Guarding Bill Self a ‘dream job’ for Sgt. Gary Wieden

KU basketball coach Bill Self celebrates an over-time win against Missouri, Feb. 25, 2012. At center, behind Self is KU Public Safety Sgt. Gary Wieden, who has had the job of guarding Self for the past two years. Self considers Wieden a good luck charm, and the only time Wieden hasn't been guarding Self? A rare home loss to Texas in 2011.

After the Kansas University men’s basketball team lost to the Texas Longhorns last year at Allen Fieldhouse, coach Bill Self approached KU Public Safety Sgt. Gary Wieden.

You see, for the past two years, Wieden’s been the officer responsible for guarding Self at home games. Because of other police responsibilities, Wieden wasn’t at his typical game-day spot, right behind Self.

“He was not happy I was not there,” Wieden said. “I thought he was joking.”

But along with all the other inside knowledge Wieden gleans from his access as Self’s bodyguard during games, he’s learned Self is a superstitious man.

The look on Self’s face let Wieden know he was serious.

Since then, it’s only been Wieden tasked with protecting perhaps Lawrence’s most popular person.

Getting great seats, and seeing the KU team up close, is a special honor for a lucky KU public safety officer.

“This is a real dream job,” said Wieden, a Jayhawk fan. “It’s a real plus.”

Much better than directing traffic on cold, windy game days, something Wieden had done for many years before moving up to Self’s bodyguard.

It took Wieden — a public safety officer for 33 years and former Jayhawk — three decades to earn the honor.

The KU Public Safety Department has always had a bodyguard for the opposing coach, but started protecting Self a few years back, just in case, said Chris Keary, KU Public Safety spokesman.

Guarding Self is usually a fairly easy gig, Wieden said. Who would want to hurt the man who’s won eight straight Big 12 championships for the Jayhawks?

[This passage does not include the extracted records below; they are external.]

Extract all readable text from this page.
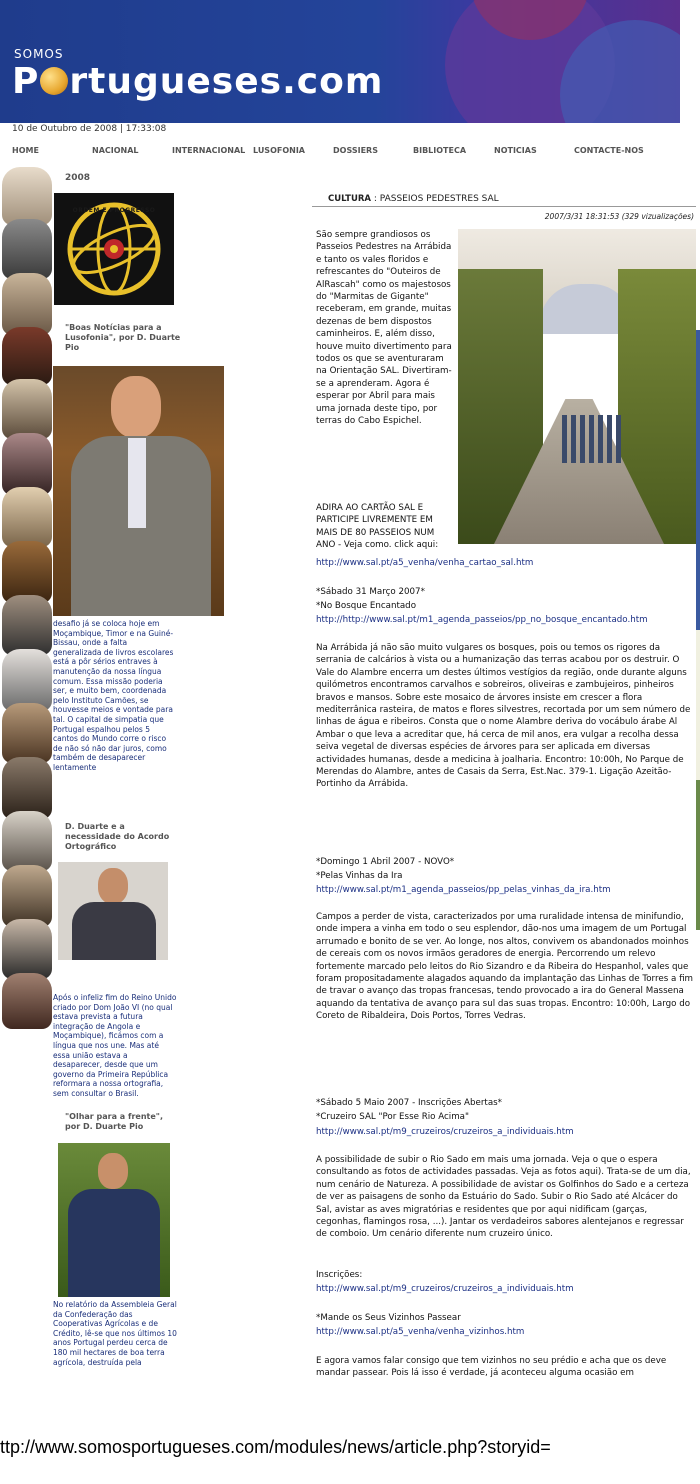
SOMOS
P rtugueses.com
10 de Outubro de 2008 | 17:33:08
HOME	NACIONAL	INTERNACIONAL LUSOFONIA	DOSSIERS	BIBLIOTECA	NOTICIAS	CONTACTE-NOS
2008
ORDEM E PROGRESSO
"Boas Notícias para a Lusofonia", por D. Duarte Pio
desafio já se coloca hoje em Moçambique, Timor e na Guiné-Bissau, onde a falta generalizada de livros escolares está a pôr sérios entraves à manutenção da nossa língua comum. Essa missão poderia ser, e muito bem, coordenada pelo Instituto Camões, se houvesse meios e vontade para tal. O capital de simpatia que Portugal espalhou pelos 5 cantos do Mundo corre o risco de não só não dar juros, como também de desaparecer lentamente
D. Duarte e a necessidade do Acordo Ortográfico
Após o infeliz fim do Reino Unido criado por Dom João VI (no qual estava prevista a futura integração de Angola e Moçambique), ficámos com a língua que nos une. Mas até essa união estava a desaparecer, desde que um governo da Primeira República reformara a nossa ortografia, sem consultar o Brasil.
"Olhar para a frente", por D. Duarte Pio
No relatório da Assembleia Geral da Confederação das Cooperativas Agrícolas e de Crédito, lê-se que nos últimos 10 anos Portugal perdeu cerca de 180 mil hectares de boa terra agrícola, destruída pela
CULTURA : PASSEIOS PEDESTRES SAL
2007/3/31 18:31:53 (329 vizualizações)
São sempre grandiosos os Passeios Pedestres na Arrábida e tanto os vales floridos e refrescantes do "Outeiros de AlRascah" como os majestosos do "Marmitas de Gigante" receberam, em grande, muitas dezenas de bem dispostos caminheiros. E, além disso, houve muito divertimento para todos os que se aventuraram na Orientação SAL. Divertiram-se a aprenderam. Agora é esperar por Abril para mais uma jornada deste tipo, por terras do Cabo Espichel.
ADIRA AO CARTÃO SAL E PARTICIPE LIVREMENTE EM MAIS DE 80 PASSEIOS NUM ANO - Veja como. click aqui:
http://www.sal.pt/a5_venha/venha_cartao_sal.htm
*Sábado 31 Março 2007*
*No Bosque Encantado
http://http://www.sal.pt/m1_agenda_passeios/pp_no_bosque_encantado.htm
Na Arrábida já não são muito vulgares os bosques, pois ou temos os rigores da serrania de calcários à vista ou a humanização das terras acabou por os destruir. O Vale do Alambre encerra um destes últimos vestígios da região, onde durante alguns quilómetros encontramos carvalhos e sobreiros, oliveiras e zambujeiros, pinheiros bravos e mansos. Sobre este mosaico de árvores insiste em crescer a flora mediterrânica rasteira, de matos e flores silvestres, recortada por um sem número de linhas de água e ribeiros. Consta que o nome Alambre deriva do vocábulo árabe Al Ambar o que leva a acreditar que, há cerca de mil anos, era vulgar a recolha dessa seiva vegetal de diversas espécies de árvores para ser aplicada em diversas actividades humanas, desde a medicina à joalharia. Encontro: 10:00h, No Parque de Merendas do Alambre, antes de Casais da Serra, Est.Nac. 379-1. Ligação Azeitão-Portinho da Arrábida.
*Domingo 1 Abril 2007 - NOVO*
*Pelas Vinhas da Ira
http://www.sal.pt/m1_agenda_passeios/pp_pelas_vinhas_da_ira.htm
Campos a perder de vista, caracterizados por uma ruralidade intensa de minifundio, onde impera a vinha em todo o seu esplendor, dão-nos uma imagem de um Portugal arrumado e bonito de se ver. Ao longe, nos altos, convivem os abandonados moinhos de cereais com os novos irmãos geradores de energia. Percorrendo um relevo fortemente marcado pelo leitos do Rio Sizandro e da Ribeira do Hespanhol, vales que foram propositadamente alagados aquando da implantação das Linhas de Torres a fim de travar o avanço das tropas francesas, tendo provocado a ira do General Massena aquando da tentativa de avanço para sul das suas tropas. Encontro: 10:00h, Largo do Coreto de Ribaldeira, Dois Portos, Torres Vedras.
*Sábado 5 Maio 2007 - Inscrições Abertas*
*Cruzeiro SAL "Por Esse Rio Acima"
http://www.sal.pt/m9_cruzeiros/cruzeiros_a_individuais.htm
A possibilidade de subir o Rio Sado em mais uma jornada. Veja o que o espera consultando as fotos de actividades passadas. Veja as fotos aqui). Trata-se de um dia, num cenário de Natureza. A possibilidade de avistar os Golfinhos do Sado e a certeza de ver as paisagens de sonho da Estuário do Sado. Subir o Rio Sado até Alcácer do Sal, avistar as aves migratórias e residentes que por aqui nidificam (garças, cegonhas, flamingos rosa, ...). Jantar os verdadeiros sabores alentejanos e regressar de comboio. Um cenário diferente num cruzeiro único.
Inscrições:
http://www.sal.pt/m9_cruzeiros/cruzeiros_a_individuais.htm
*Mande os Seus Vizinhos Passear
http://www.sal.pt/a5_venha/venha_vizinhos.htm
E agora vamos falar consigo que tem vizinhos no seu prédio e acha que os deve mandar passear. Pois lá isso é verdade, já aconteceu alguma ocasião em
ttp://www.somosportugueses.com/modules/news/article.php?storyid=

“It’s a love fest,” Wieden said.

Wieden meets Self when he shows up at Allen Fieldhouse, and then basically “shadows” the coach to the locker room, and sits right behind the him during the game. Sometimes, Wieden has to quickly shuttle Self through crowds. But there’s never been a real tense situation, Wieden said.

Because Self ends up on camera a lot, so does Wieden — who stands out with a bald head and goatee.

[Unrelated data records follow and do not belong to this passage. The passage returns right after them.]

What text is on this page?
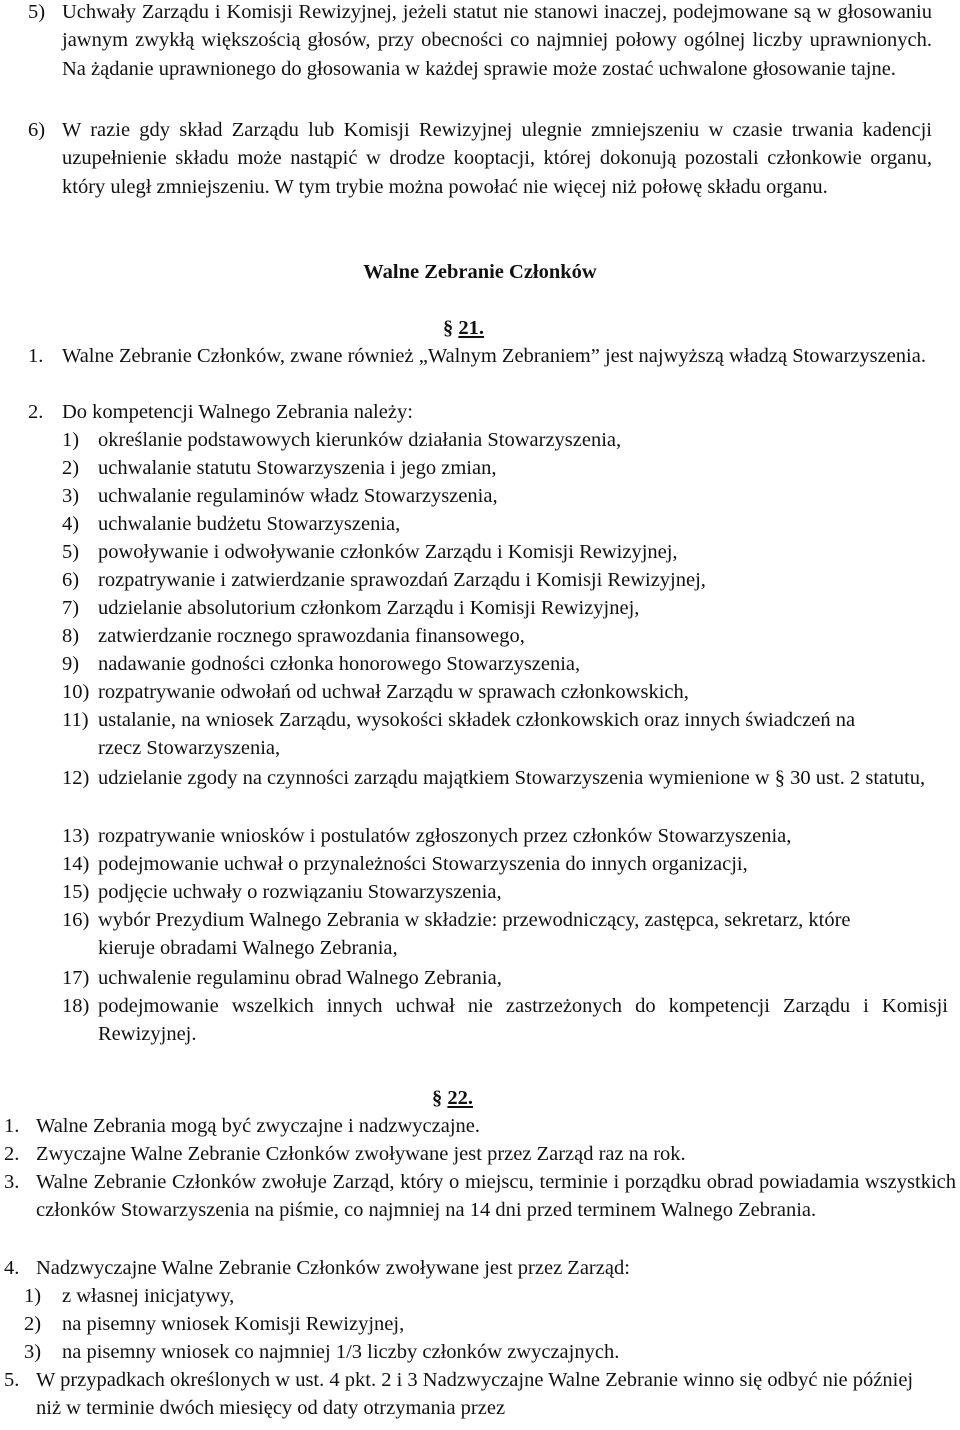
5) Uchwały Zarządu i Komisji Rewizyjnej, jeżeli statut nie stanowi inaczej, podejmowane są w głosowaniu jawnym zwykłą większością głosów, przy obecności co najmniej połowy ogólnej liczby uprawnionych. Na żądanie uprawnionego do głosowania w każdej sprawie może zostać uchwalone głosowanie tajne.
6) W razie gdy skład Zarządu lub Komisji Rewizyjnej ulegnie zmniejszeniu w czasie trwania kadencji uzupełnienie składu może nastąpić w drodze kooptacji, której dokonują pozostali członkowie organu, który uległ zmniejszeniu. W tym trybie można powołać nie więcej niż połowę składu organu.
Walne Zebranie Członków
§ 21.
1. Walne Zebranie Członków, zwane również „Walnym Zebraniem” jest najwyższą władzą Stowarzyszenia.
2. Do kompetencji Walnego Zebrania należy:
1) określanie podstawowych kierunków działania Stowarzyszenia,
2) uchwalanie statutu Stowarzyszenia i jego zmian,
3) uchwalanie regulaminów władz Stowarzyszenia,
4) uchwalanie budżetu Stowarzyszenia,
5) powoływanie i odwoływanie członków Zarządu i Komisji Rewizyjnej,
6) rozpatrywanie i zatwierdzanie sprawozdań Zarządu i Komisji Rewizyjnej,
7) udzielanie absolutorium członkom Zarządu i Komisji Rewizyjnej,
8) zatwierdzanie rocznego sprawozdania finansowego,
9) nadawanie godności członka honorowego Stowarzyszenia,
10) rozpatrywanie odwołań od uchwał Zarządu w sprawach członkowskich,
11) ustalanie, na wniosek Zarządu, wysokości składek członkowskich oraz innych świadczeń na rzecz Stowarzyszenia,
12) udzielanie zgody na czynności zarządu majątkiem Stowarzyszenia wymienione w § 30 ust. 2 statutu,
13) rozpatrywanie wniosków i postulatów zgłoszonych przez członków Stowarzyszenia,
14) podejmowanie uchwał o przynależności Stowarzyszenia do innych organizacji,
15) podjęcie uchwały o rozwiązaniu Stowarzyszenia,
16) wybór Prezydium Walnego Zebrania w składzie: przewodniczący, zastępca, sekretarz, które kieruje obradami Walnego Zebrania,
17) uchwalenie regulaminu obrad Walnego Zebrania,
18) podejmowanie wszelkich innych uchwał nie zastrzeżonych do kompetencji Zarządu i Komisji Rewizyjnej.
§ 22.
1. Walne Zebrania mogą być zwyczajne i nadzwyczajne.
2. Zwyczajne Walne Zebranie Członków zwoływane jest przez Zarząd raz na rok.
3. Walne Zebranie Członków zwołuje Zarząd, który o miejscu, terminie i porządku obrad powiadamia wszystkich członków Stowarzyszenia na piśmie, co najmniej na 14 dni przed terminem Walnego Zebrania.
4. Nadzwyczajne Walne Zebranie Członków zwoływane jest przez Zarząd:
1) z własnej inicjatywy,
2) na pisemny wniosek Komisji Rewizyjnej,
3) na pisemny wniosek co najmniej 1/3 liczby członków zwyczajnych.
5. W przypadkach określonych w ust. 4 pkt. 2 i 3 Nadzwyczajne Walne Zebranie winno się odbyć nie później niż w terminie dwóch miesięcy od daty otrzymania przez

Wieden says he is often recognized out in Lawrence and frequently hears, “Hey, you’re the guy behind the bench.” It adds up to a lot of fun for his family; Wieden has three grown children and 11 grandchildren who love spotting him on camera.

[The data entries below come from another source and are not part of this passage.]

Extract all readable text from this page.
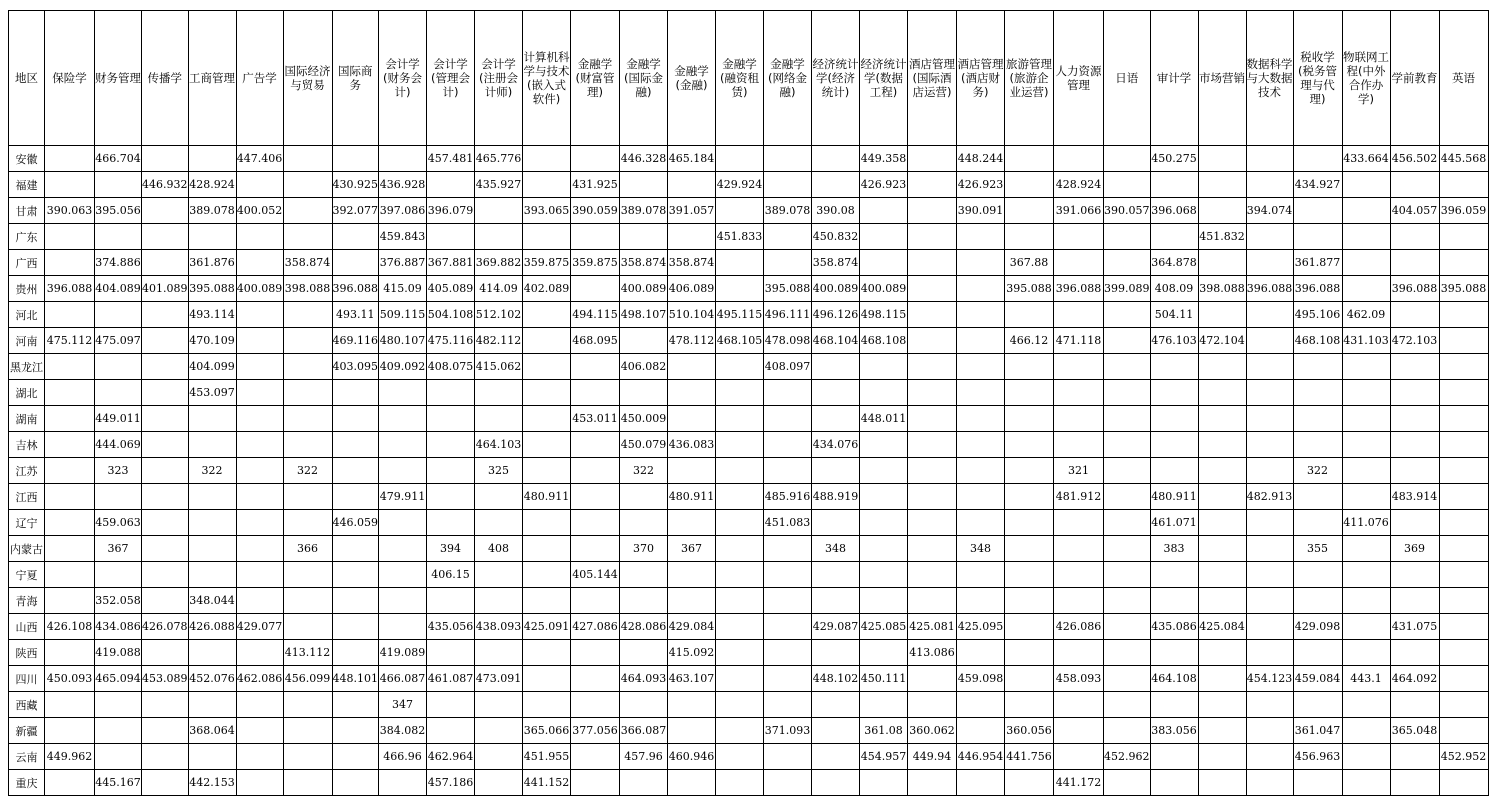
地区	保险学	财务管理	传播学	工商管理	广告学	国际经济与贸易	国际商务	会计学(财务会计)	会计学(管理会计)	会计学(注册会计师)	计算机科学与技术(嵌入式软件)	金融学(财富管理)	金融学(国际金融)	金融学(金融)	金融学(融资租赁)	金融学(网络金融)	经济统计学(经济统计)	经济统计学(数据工程)	酒店管理(国际酒店运营)	酒店管理(酒店财务)	旅游管理(旅游企业运营)	人力资源管理	日语	审计学	市场营销	数据科学与大数据技术	税收学(税务管理与代理)	物联网工程(中外合作办学)	学前教育	英语
安徽		466.704			447.406				457.481	465.776			446.328	465.184				449.358		448.244				450.275				433.664	456.502	445.568
福建			446.932	428.924			430.925	436.928		435.927		431.925			429.924			426.923		426.923		428.924					434.927			
甘肃	390.063	395.056		389.078	400.052		392.077	397.086	396.079		393.065	390.059	389.078	391.057		389.078	390.08			390.091		391.066	390.057	396.068		394.074			404.057	396.059
广东								459.843							451.833		450.832								451.832					
广西		374.886		361.876		358.874		376.887	367.881	369.882	359.875	359.875	358.874	358.874			358.874				367.88			364.878			361.877			
贵州	396.088	404.089	401.089	395.088	400.089	398.088	396.088	415.09	405.089	414.09	402.089		400.089	406.089		395.088	400.089	400.089			395.088	396.088	399.089	408.09	398.088	396.088	396.088		396.088	395.088
河北				493.114			493.11	509.115	504.108	512.102		494.115	498.107	510.104	495.115	496.111	496.126	498.115						504.11			495.106	462.09		
河南	475.112	475.097		470.109			469.116	480.107	475.116	482.112		468.095		478.112	468.105	478.098	468.104	468.108			466.12	471.118		476.103	472.104		468.108	431.103	472.103	
黑龙江				404.099			403.095	409.092	408.075	415.062			406.082			408.097														
湖北				453.097																										
湖南		449.011										453.011	450.009					448.011												
吉林		444.069								464.103			450.079	436.083			434.076													
江苏		323		322		322				325			322									321					322			
江西								479.911			480.911			480.911		485.916	488.919					481.912		480.911		482.913			483.914	
辽宁		459.063					446.059									451.083								461.071				411.076		
内蒙古		367				366			394	408			370	367			348			348				383			355		369	
宁夏									406.15			405.144																		
青海		352.058		348.044																										
山西	426.108	434.086	426.078	426.088	429.077				435.056	438.093	425.091	427.086	428.086	429.084			429.087	425.085	425.081	425.095		426.086		435.086	425.084		429.098		431.075	
陕西		419.088				413.112		419.089						415.092					413.086											
四川	450.093	465.094	453.089	452.076	462.086	456.099	448.101	466.087	461.087	473.091			464.093	463.107			448.102	450.111		459.098		458.093		464.108		454.123	459.084	443.1	464.092	
西藏								347																						
新疆				368.064				384.082			365.066	377.056	366.087			371.093		361.08	360.062		360.056			383.056			361.047		365.048	
云南	449.962							466.96	462.964		451.955		457.96	460.946				454.957	449.94	446.954	441.756		452.962				456.963			452.952
重庆		445.167		442.153					457.186		441.152											441.172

He even gets recognized by out-of-state from diehard Jayhawk fans. Most recently, Wieden said he was recognized when he got off a plane in South Carolina.

While it’s a mostly fun job, Wieden said it’s not without its risks. With all the cameras, Wieden says he needs to pay attention to the game to avoid Wieden’s biggest nightmare: getting clocked in the head by an errant ball.

“The last thing I need to be is a highlight on SportsCenter,” he said.